Voyvoda Kurt Pereyaslavets'i tutamadı. Şehrin içinde, kuşatmacılarla temas kuran yerel sakinlerin bir komplosu gelişti. Svyatoslav'ın gelişine kadar sonuna kadar savaşacağına ve şehri elinde tutacağına dair söylentiler yayan kurt, geceleri gizlice Tuna'ya teknelerle indi. Orada Svyatoslav'ın birlikleriyle güçlerini birleştirdi. Kombine ordu Pereyaslavets'e taşındı. Bu zamana kadar, şehir önemli ölçüde tahkim edilmişti. Bulgar ordusu Pereyaslavets'e girdi ve şehir milisleri tarafından takviye edildi. Bu sefer Bulgarlar savaşa hazırdı. Savaş zordu. Tatishchev'e göre, Bulgar ordusu bir karşı saldırı başlattı ve neredeyse Rusları ezdi. Prens Svyatoslav askerlerine bir konuşma ile hitap etti: “Zaten otlatmamız gerekiyor; hadi erkekçe çekelim kardeşler ve druzhino! “Ve katliam harika” ve Bulgarlar Rusları yendi. Pereyaslavets iki yıl sonra tekrar yakalandı. En eski yıllara dayanan Ustyug Chronicle, şehri ele geçiren Svyatoslav'ın tüm hainleri infaz ettiğini bildiriyor. Bu haber, Rus'un kalması sırasında ve Svyatoslav'ın Rusya'ya ayrılmasından sonra kasaba halkının bölündüğünü gösteriyor: bazıları Rus'u destekledi, diğerleri onlara karşıydı ve garnizonun komutası altında ayrılmasına katkıda bulunan bir komplo yaptı. Kurt.

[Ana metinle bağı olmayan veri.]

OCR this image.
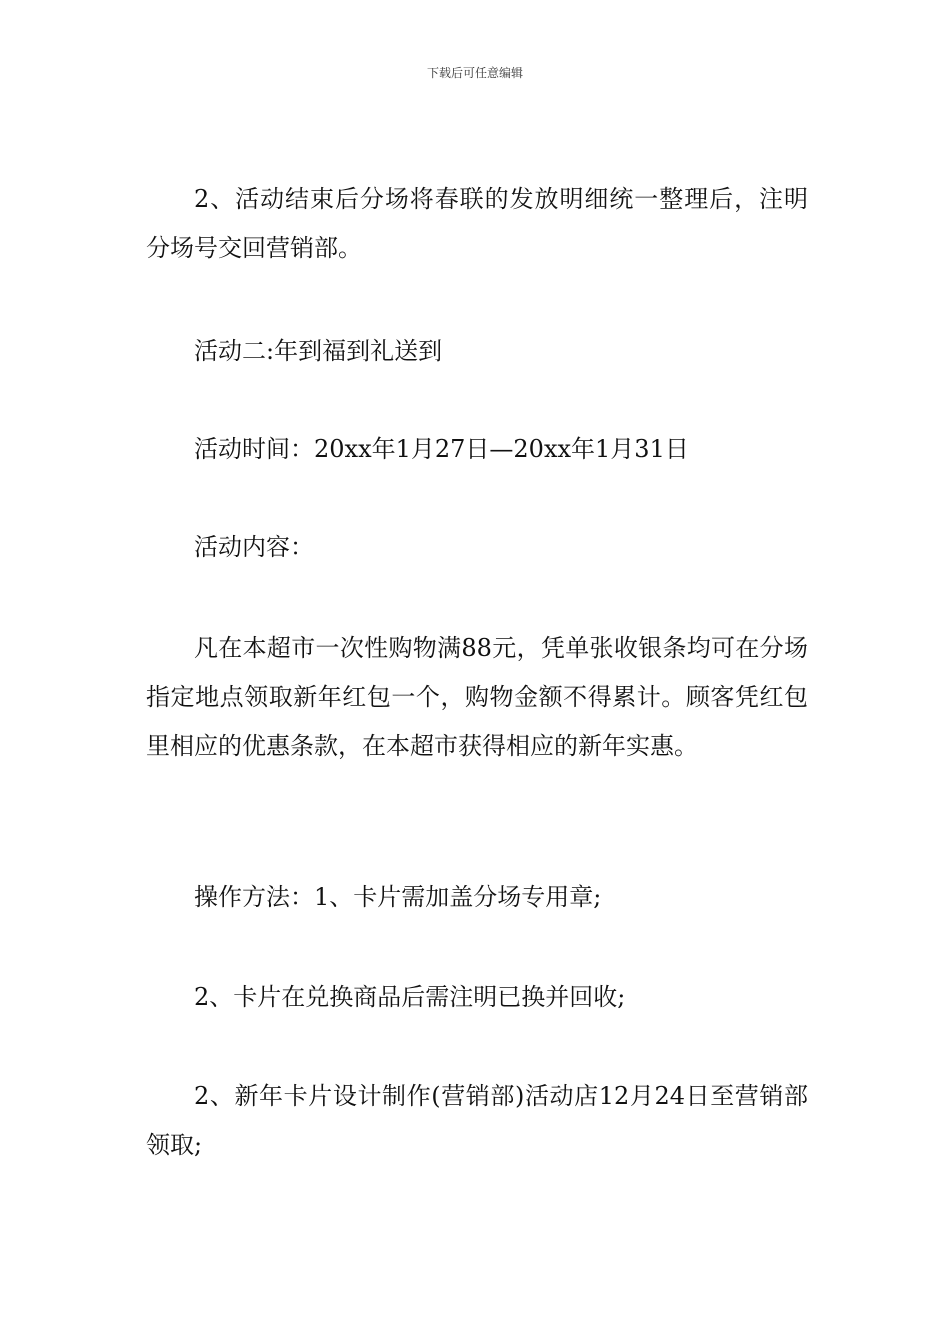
下载后可任意编辑

2、活动结束后分场将春联的发放明细统一整理后，注明分场号交回营销部。

活动二:年到福到礼送到

活动时间：20xx年1月27日—20xx年1月31日

活动内容：

凡在本超市一次性购物满88元，凭单张收银条均可在分场指定地点领取新年红包一个，购物金额不得累计。顾客凭红包里相应的优惠条款，在本超市获得相应的新年实惠。

操作方法：1、卡片需加盖分场专用章;

2、卡片在兑换商品后需注明已换并回收;

2、新年卡片设计制作(营销部)活动店12月24日至营销部领取;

Bulgaristan'ın Bizans yanlısı seçkinlerinin Bizans'tan intikam ve yardım alma hesabı gerçekleşmedi. Bu sırada Bizans ordusu, Ekim 969'da alınan Antakya'yı kuşattı. Bu, Bulgaristan'daki durumda ciddi bir değişikliğe yol açtı. Svyatoslav bu kez Tuna'da kalmadı ve neredeyse hiçbir direnişle karşılaşmadan Bulgaristan'ın başkenti Preslav'a gitti. Onu koruyacak kimse yoktu. Başkentten kaçan Bizans yanlısı boyarlar tarafından terk edilen Çar Boris, kendisini Rus Büyük Dükünün vassalı olarak tanıdı. Böylece Boris tahtını, sermayesini ve hazinesini elinde tuttu. Svyatoslav onu tahttan indirmedi. Rusya ve Bulgaristan askeri ittifaka girdi. Artık Balkanlar'daki durum Bizans İmparatorluğu'nun lehine değişmedi: Rusya, Bulgarlar ve Macarlarla ittifak halindeydi. Büyük bir savaş kaçınılmaz hale geldi ve Prens Svyatoslav, elinde güçlü koz kartlarıyla buna iyi hazırlandı.